We look at people who are world-class. And we say, “You know what? They must have had rich parents. They must have lived in the right neighbourhood. They must have gone to the right schools. They must have had lucky breaks. They must have come from blessed backgrounds.” And that’s just not true. If you’ll look at the research and you look at the backstories. Let’s go to the Brazilian footballers. I mean, these are some of the most talented footballers or wherever you’re from, you might call them soccer players, but they are truly world-class. But if you look at their backstories, many of them came from the poorest areas throughout Brazil and they were not privileged and they didn’t have great backgrounds.

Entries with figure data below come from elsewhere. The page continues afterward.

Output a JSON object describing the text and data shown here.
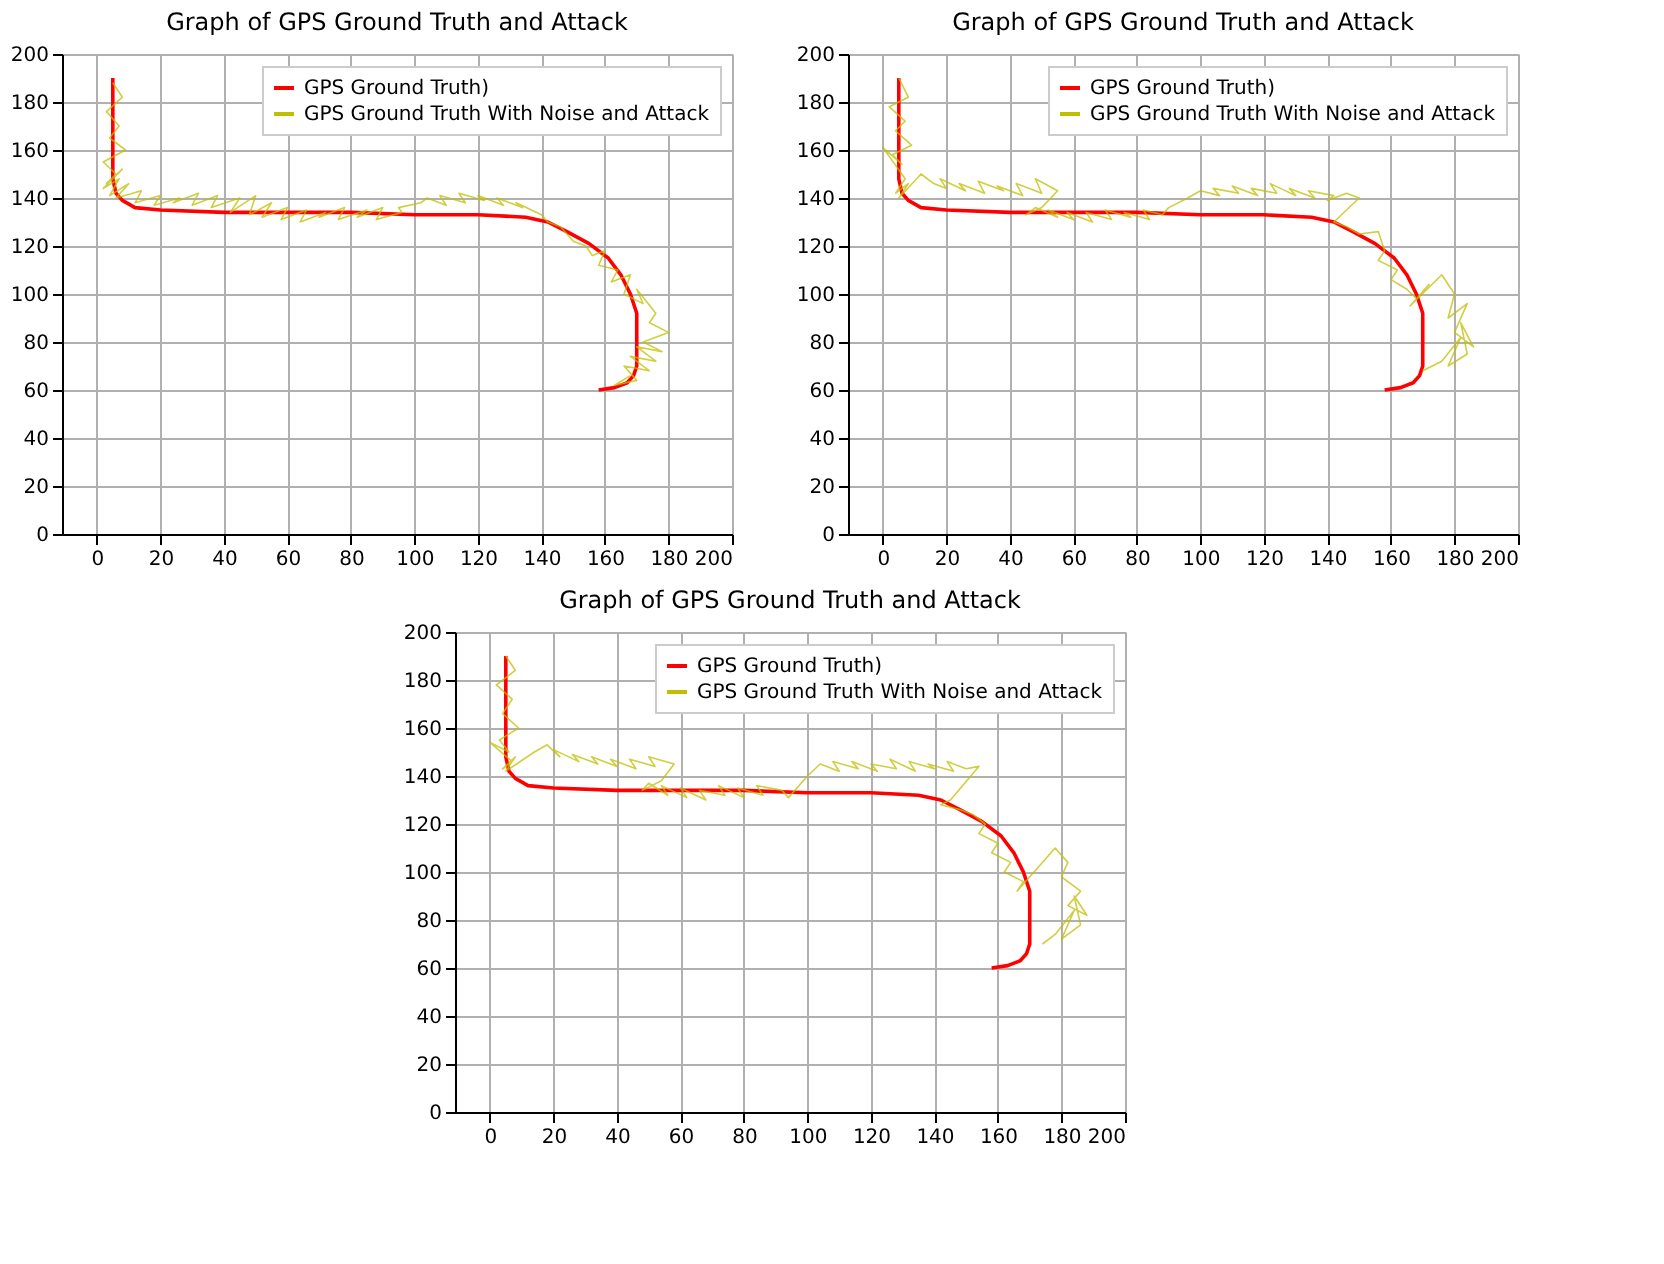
{
  "chart_data": [
    {
      "type": "line",
      "title": "Graph of GPS Ground Truth and Attack",
      "xlim": [
        -11,
        200
      ],
      "ylim": [
        0,
        200
      ],
      "xticks": [
        0,
        20,
        40,
        60,
        80,
        100,
        120,
        140,
        160,
        180,
        200
      ],
      "yticks": [
        0,
        20,
        40,
        60,
        80,
        100,
        120,
        140,
        160,
        180,
        200
      ],
      "grid": true,
      "legend": "top right",
      "series": [
        {
          "name": "GPS Ground Truth)",
          "color": "#ff0000",
          "x": [
            5,
            5,
            5,
            5,
            6,
            8,
            12,
            20,
            40,
            60,
            80,
            100,
            120,
            135,
            142,
            148,
            155,
            161,
            165,
            168,
            170,
            170,
            170,
            169,
            167,
            163,
            158
          ],
          "values": [
            190,
            175,
            160,
            148,
            142,
            139,
            136,
            135,
            134,
            134,
            134,
            133,
            133,
            132,
            130,
            126,
            121,
            115,
            108,
            100,
            92,
            80,
            70,
            66,
            63,
            61,
            60
          ]
        },
        {
          "name": "GPS Ground Truth With Noise and Attack",
          "color": "#bfbf00",
          "x": [
            5,
            8,
            3,
            7,
            4,
            9,
            2,
            6,
            3,
            8,
            2,
            7,
            4,
            10,
            6,
            14,
            12,
            20,
            18,
            26,
            24,
            32,
            30,
            38,
            36,
            45,
            42,
            50,
            48,
            55,
            52,
            60,
            58,
            66,
            64,
            72,
            70,
            78,
            76,
            85,
            82,
            90,
            88,
            96,
            95,
            102,
            104,
            110,
            108,
            116,
            114,
            122,
            120,
            128,
            126,
            134,
            132,
            140,
            142,
            146,
            148,
            150,
            154,
            156,
            160,
            158,
            164,
            162,
            168,
            166,
            172,
            170,
            176,
            174,
            180,
            172,
            178,
            170,
            176,
            168,
            174,
            166,
            170,
            163,
            168
          ],
          "values": [
            188,
            182,
            176,
            170,
            165,
            160,
            155,
            150,
            146,
            152,
            144,
            148,
            141,
            146,
            140,
            143,
            138,
            141,
            137,
            140,
            138,
            142,
            137,
            141,
            136,
            140,
            134,
            141,
            133,
            138,
            132,
            136,
            131,
            135,
            130,
            134,
            132,
            136,
            131,
            135,
            132,
            136,
            131,
            134,
            136,
            138,
            140,
            137,
            141,
            138,
            142,
            139,
            141,
            137,
            140,
            136,
            138,
            133,
            130,
            128,
            125,
            122,
            120,
            116,
            118,
            112,
            110,
            105,
            108,
            100,
            96,
            102,
            92,
            88,
            84,
            80,
            76,
            78,
            72,
            74,
            68,
            70,
            64,
            62,
            66
          ]
        }
      ]
    },
    {
      "type": "line",
      "title": "Graph of GPS Ground Truth and Attack",
      "xlim": [
        -11,
        200
      ],
      "ylim": [
        0,
        200
      ],
      "xticks": [
        0,
        20,
        40,
        60,
        80,
        100,
        120,
        140,
        160,
        180,
        200
      ],
      "yticks": [
        0,
        20,
        40,
        60,
        80,
        100,
        120,
        140,
        160,
        180,
        200
      ],
      "grid": true,
      "legend": "top right",
      "series": [
        {
          "name": "GPS Ground Truth)",
          "color": "#ff0000",
          "x": [
            5,
            5,
            5,
            5,
            6,
            8,
            12,
            20,
            40,
            60,
            80,
            100,
            120,
            135,
            142,
            148,
            155,
            161,
            165,
            168,
            170,
            170,
            170,
            169,
            167,
            163,
            158
          ],
          "values": [
            190,
            175,
            160,
            148,
            142,
            139,
            136,
            135,
            134,
            134,
            134,
            133,
            133,
            132,
            130,
            126,
            121,
            115,
            108,
            100,
            92,
            80,
            70,
            66,
            63,
            61,
            60
          ]
        },
        {
          "name": "GPS Ground Truth With Noise and Attack",
          "color": "#bfbf00",
          "x": [
            5,
            8,
            2,
            7,
            4,
            9,
            3,
            6,
            0,
            7,
            4,
            8,
            5,
            12,
            16,
            20,
            18,
            26,
            24,
            32,
            30,
            38,
            36,
            44,
            42,
            50,
            48,
            55,
            50,
            45,
            48,
            55,
            52,
            60,
            58,
            66,
            64,
            72,
            70,
            78,
            76,
            84,
            82,
            88,
            90,
            96,
            100,
            106,
            104,
            112,
            110,
            118,
            116,
            124,
            122,
            130,
            128,
            136,
            134,
            142,
            140,
            146,
            150,
            142,
            146,
            150,
            156,
            158,
            156,
            162,
            160,
            165,
            168,
            172,
            166,
            176,
            180,
            178,
            184,
            180,
            186,
            182,
            184,
            178,
            182,
            176,
            170
          ],
          "values": [
            190,
            182,
            178,
            172,
            168,
            162,
            158,
            154,
            161,
            148,
            142,
            146,
            140,
            150,
            146,
            144,
            148,
            143,
            146,
            142,
            147,
            143,
            145,
            141,
            146,
            142,
            148,
            143,
            136,
            133,
            136,
            132,
            135,
            131,
            134,
            130,
            134,
            131,
            135,
            132,
            134,
            131,
            135,
            133,
            136,
            140,
            143,
            141,
            144,
            142,
            145,
            141,
            144,
            142,
            146,
            141,
            144,
            140,
            143,
            141,
            139,
            142,
            140,
            130,
            128,
            125,
            126,
            118,
            114,
            110,
            106,
            102,
            98,
            104,
            95,
            108,
            100,
            90,
            96,
            84,
            78,
            88,
            75,
            70,
            82,
            72,
            68
          ]
        }
      ]
    },
    {
      "type": "line",
      "title": "Graph of GPS Ground Truth and Attack",
      "xlim": [
        -11,
        200
      ],
      "ylim": [
        0,
        200
      ],
      "xticks": [
        0,
        20,
        40,
        60,
        80,
        100,
        120,
        140,
        160,
        180,
        200
      ],
      "yticks": [
        0,
        20,
        40,
        60,
        80,
        100,
        120,
        140,
        160,
        180,
        200
      ],
      "grid": true,
      "legend": "top right",
      "series": [
        {
          "name": "GPS Ground Truth)",
          "color": "#ff0000",
          "x": [
            5,
            5,
            5,
            5,
            6,
            8,
            12,
            20,
            40,
            60,
            80,
            100,
            120,
            135,
            142,
            148,
            155,
            161,
            165,
            168,
            170,
            170,
            170,
            169,
            167,
            163,
            158
          ],
          "values": [
            190,
            175,
            160,
            148,
            142,
            139,
            136,
            135,
            134,
            134,
            134,
            133,
            133,
            132,
            130,
            126,
            121,
            115,
            108,
            100,
            92,
            80,
            70,
            66,
            63,
            61,
            60
          ]
        },
        {
          "name": "GPS Ground Truth With Noise and Attack",
          "color": "#bfbf00",
          "x": [
            5,
            8,
            2,
            7,
            4,
            9,
            3,
            6,
            0,
            7,
            4,
            8,
            5,
            14,
            18,
            22,
            20,
            28,
            26,
            34,
            32,
            40,
            38,
            46,
            44,
            52,
            50,
            58,
            54,
            48,
            50,
            56,
            54,
            62,
            60,
            68,
            66,
            74,
            72,
            80,
            78,
            86,
            84,
            92,
            94,
            100,
            104,
            110,
            108,
            116,
            114,
            122,
            120,
            128,
            126,
            134,
            132,
            140,
            138,
            146,
            144,
            150,
            154,
            145,
            142,
            148,
            152,
            156,
            154,
            160,
            158,
            164,
            162,
            168,
            166,
            178,
            182,
            180,
            186,
            182,
            188,
            184,
            186,
            180,
            184,
            178,
            174
          ],
          "values": [
            190,
            184,
            178,
            172,
            166,
            160,
            155,
            150,
            154,
            146,
            143,
            148,
            142,
            150,
            153,
            148,
            151,
            146,
            149,
            145,
            148,
            144,
            147,
            143,
            147,
            144,
            148,
            145,
            138,
            134,
            137,
            132,
            136,
            131,
            135,
            130,
            134,
            132,
            136,
            131,
            135,
            132,
            136,
            134,
            131,
            140,
            145,
            142,
            146,
            143,
            146,
            142,
            145,
            143,
            147,
            142,
            146,
            143,
            145,
            142,
            146,
            143,
            144,
            130,
            128,
            126,
            124,
            120,
            116,
            112,
            108,
            104,
            100,
            96,
            92,
            110,
            104,
            98,
            92,
            86,
            82,
            90,
            78,
            72,
            84,
            74,
            70
          ]
        }
      ]
    }
  ]
}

What they did have in common were a few things. Number one, is a commitment and a desire to be BIW, the best in the world.
Number two, they were members of talent hotbeds. So they were in communities where, when they were little kids where every single one of their friends in Brazil also wanted to be a legendary football player, soccer player. And they looked at, they admired, their heroes were the great Brazilian football players. And they knew they lived in beautiful houses and they basically saw football or soccer, whatever you want to call it, as a ticket out of poverty. And that gave them the fire and the belly. And so because all their friends were doing it and because the Brazilian government had set up these training institutes that were using cutting edge training techniques, where they touched the ball a lot more, by the time the Brazilian footballers had reached 14 or 15, they had touched the football millions of times.
And so when compared to their counterparts and other places around the world, they were
undefeatable, they were undefeatable, but it wasn’t natural talent.
It wasn’t divinely blessed gifts. It was just a reflection of the talent hotbed, the skills that they
learned, the coaches that they were blessed with versus privileged backgrounds. You can do this too. It’s not about natural gifts. It’s about at learning what to do and then applying it every day. Other talent hotbeds. Let’s look at Silicon Valley. I mean when Steve Jobs and Wozniak formed Apple in the garage, every one of their peers was thinking about technology. There
was that homebrew club that Steve Jobs was a member of and where he met actually, he met Steve Wozniak. And so every one of those people were thinking about technology and they were thinking about computers and because they were in that talent hub and it was a Hewlett
-Packard was helping them with resources. And there were people that were coaching them. They were inspired to grow these companies.
Now the world pedestal Steve Jobs and Wozniak and Larry Ellison and all of those people that
were around at that time as geniuses. They weren’t geniuses. They just did different things. Final example of a talent hotbed would be Florence during the Renaissance age. Incredible art came out of there, incredible inventions. But again, it was less about these people having privileged backgrounds. I mean, if you look at someone like Michelangelo and one thing I invite you, I encourage you to do before you get to the end of your life is go to the Vatican and witness the Sistine Chapel. And when we witness greatness, something deep within us is triggered and it reminds us of the greatness you have within you and I have within you. We all have that greatness. We all have that genius. We all have that destiny.
We all have that giftedness within us, but it’s smothered as we leave the perfection of childhood and we receive the messaging of our mom and our dad, well-intentioned as they were, but they start to share the fears that they were trained to fear with us. And then we go to school and our teachers say fit into a box and think like everyone else. And don’t dream too big. And we get the messaging from the media and the rest of society and the peers around us that says live within a box and eat from a box and drive to work in a box and die in a box. And we live the best y ears of life in this box of mediocrity or averageness versus stepping up to the bigger game of playing at world-class.